Importantly, a map of the escape routes should be included in your fire evacuation policy, with a layout of the premises ensuring occupants can identify key escape routes. When creating this policy, it is essential that your building must have at least two exit routes, as far away from one another as possible, which can be unlocked from the inside.

You should hold regular fire drills, so that occupants can familiarise themselves with escape routes and procedures.

There should be appropriate signage throughout your building, including stairway and floor identification signs, and signs showing fire escapes.

Fire Marshals

These are employees that are responsible for a safe evacuation in the event of a fire emergency, to ensure all persons are accounted for. Fire marshals may be required on each floor or department, depending on the size of the premises.
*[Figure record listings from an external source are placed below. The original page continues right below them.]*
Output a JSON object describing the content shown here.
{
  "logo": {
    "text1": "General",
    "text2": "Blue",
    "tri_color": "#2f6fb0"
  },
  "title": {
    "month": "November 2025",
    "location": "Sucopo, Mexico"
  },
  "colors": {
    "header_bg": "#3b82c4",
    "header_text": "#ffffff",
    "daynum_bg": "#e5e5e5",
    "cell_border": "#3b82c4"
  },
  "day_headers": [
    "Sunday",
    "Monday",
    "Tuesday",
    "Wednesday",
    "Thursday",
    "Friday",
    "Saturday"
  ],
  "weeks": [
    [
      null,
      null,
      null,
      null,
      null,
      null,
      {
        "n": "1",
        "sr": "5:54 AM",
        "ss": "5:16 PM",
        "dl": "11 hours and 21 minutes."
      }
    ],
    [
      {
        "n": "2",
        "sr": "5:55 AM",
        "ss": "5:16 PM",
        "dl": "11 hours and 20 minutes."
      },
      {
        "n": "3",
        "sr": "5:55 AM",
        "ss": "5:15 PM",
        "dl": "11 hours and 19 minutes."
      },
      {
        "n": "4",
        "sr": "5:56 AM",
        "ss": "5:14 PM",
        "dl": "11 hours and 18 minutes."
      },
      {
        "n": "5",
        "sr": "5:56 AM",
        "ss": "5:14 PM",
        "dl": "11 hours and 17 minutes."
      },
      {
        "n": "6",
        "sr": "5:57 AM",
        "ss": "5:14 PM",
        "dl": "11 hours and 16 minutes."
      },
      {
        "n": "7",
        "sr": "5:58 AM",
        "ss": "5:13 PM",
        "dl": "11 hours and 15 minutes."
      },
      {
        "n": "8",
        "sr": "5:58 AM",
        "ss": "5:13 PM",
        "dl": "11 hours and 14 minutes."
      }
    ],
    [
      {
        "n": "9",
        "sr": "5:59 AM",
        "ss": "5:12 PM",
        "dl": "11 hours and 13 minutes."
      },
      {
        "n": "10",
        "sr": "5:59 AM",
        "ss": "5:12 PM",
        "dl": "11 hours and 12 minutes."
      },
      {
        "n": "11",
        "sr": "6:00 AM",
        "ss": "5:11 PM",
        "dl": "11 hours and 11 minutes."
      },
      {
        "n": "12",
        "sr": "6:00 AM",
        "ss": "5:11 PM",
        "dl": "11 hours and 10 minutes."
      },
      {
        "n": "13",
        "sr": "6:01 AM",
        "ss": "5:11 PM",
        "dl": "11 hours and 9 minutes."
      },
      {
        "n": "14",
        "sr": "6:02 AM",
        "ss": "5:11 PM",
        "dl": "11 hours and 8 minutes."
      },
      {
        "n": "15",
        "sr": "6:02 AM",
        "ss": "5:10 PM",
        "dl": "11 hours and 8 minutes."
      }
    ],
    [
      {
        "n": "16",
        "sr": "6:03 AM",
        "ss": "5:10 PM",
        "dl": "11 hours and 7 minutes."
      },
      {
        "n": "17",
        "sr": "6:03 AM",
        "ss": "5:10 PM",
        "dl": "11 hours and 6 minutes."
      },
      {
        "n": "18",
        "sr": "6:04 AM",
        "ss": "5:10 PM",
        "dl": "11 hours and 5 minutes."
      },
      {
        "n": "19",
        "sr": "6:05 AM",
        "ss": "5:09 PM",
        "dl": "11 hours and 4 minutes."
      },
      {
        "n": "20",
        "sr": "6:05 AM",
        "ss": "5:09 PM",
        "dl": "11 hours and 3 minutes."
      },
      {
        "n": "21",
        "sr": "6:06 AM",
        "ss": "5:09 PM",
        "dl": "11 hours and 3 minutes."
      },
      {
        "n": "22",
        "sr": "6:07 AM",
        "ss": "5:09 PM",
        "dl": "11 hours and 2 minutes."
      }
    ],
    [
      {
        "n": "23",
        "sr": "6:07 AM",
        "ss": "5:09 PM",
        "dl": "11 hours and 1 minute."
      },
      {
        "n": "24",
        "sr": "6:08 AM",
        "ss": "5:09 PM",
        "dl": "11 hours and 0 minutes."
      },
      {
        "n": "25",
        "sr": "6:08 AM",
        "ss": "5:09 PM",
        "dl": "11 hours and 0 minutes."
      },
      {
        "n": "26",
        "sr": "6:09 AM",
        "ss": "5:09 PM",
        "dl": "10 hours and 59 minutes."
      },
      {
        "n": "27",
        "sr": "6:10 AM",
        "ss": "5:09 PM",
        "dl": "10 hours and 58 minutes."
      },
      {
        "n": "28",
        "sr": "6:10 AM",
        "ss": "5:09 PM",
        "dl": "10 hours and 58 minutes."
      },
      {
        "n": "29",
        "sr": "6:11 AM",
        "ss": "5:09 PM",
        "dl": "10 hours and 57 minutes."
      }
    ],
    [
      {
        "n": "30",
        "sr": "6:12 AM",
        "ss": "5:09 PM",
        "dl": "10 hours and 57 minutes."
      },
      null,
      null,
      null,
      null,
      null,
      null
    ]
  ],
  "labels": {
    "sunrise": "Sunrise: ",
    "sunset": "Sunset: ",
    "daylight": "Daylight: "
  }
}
Your fire evacuation policy should define who the designated fire marshals are, outlining what training they have had – including the competent use of fire extinguisher and in depth knowledge of Fire Emergency Evacuation Plan (FEEP).

Discount Fire Supplies offers fire marshal online training, designed to give your responsible person the knowledge that they need to carry out their required duties.

Assembly Points

In your fire evacuation policy, determine where the assembly points are, and how roll call is taken. When deciding assembly points, take into consideration the location of the premises, calculating the number of staff and if they need to cooperate with other occupants. There also needs to be appropriate signage, so that all occupants can easily and quickly identify where the assembly points are.

Fire Fighting Equipment

Fire marshals should all be trained on how to use fire extinguishers and equipment, and a record of this training should be retained in your policy for future reference. In addition to this, your fire evacuation policy needs to outline how often equipment, including first aid kits, should be checked to ensure that they remain operable.

Liaison with Emergency Services

Once emergency services attend the location, they will need to be briefed on the situation. Ensure your Fire Policy details who should liaise with emergency services and fire brigades, outlining what information they will need to know e.g. the source of the fire, any persons missing from roll call.


Once you have your fire evacuation policy, it should be shared with all occupants and relevant people within the premises. The policy should also be regularly reviewed and updated as needed. You can also take feedback during training exercises, tweaking procedures to ensure that they are efficient and effective.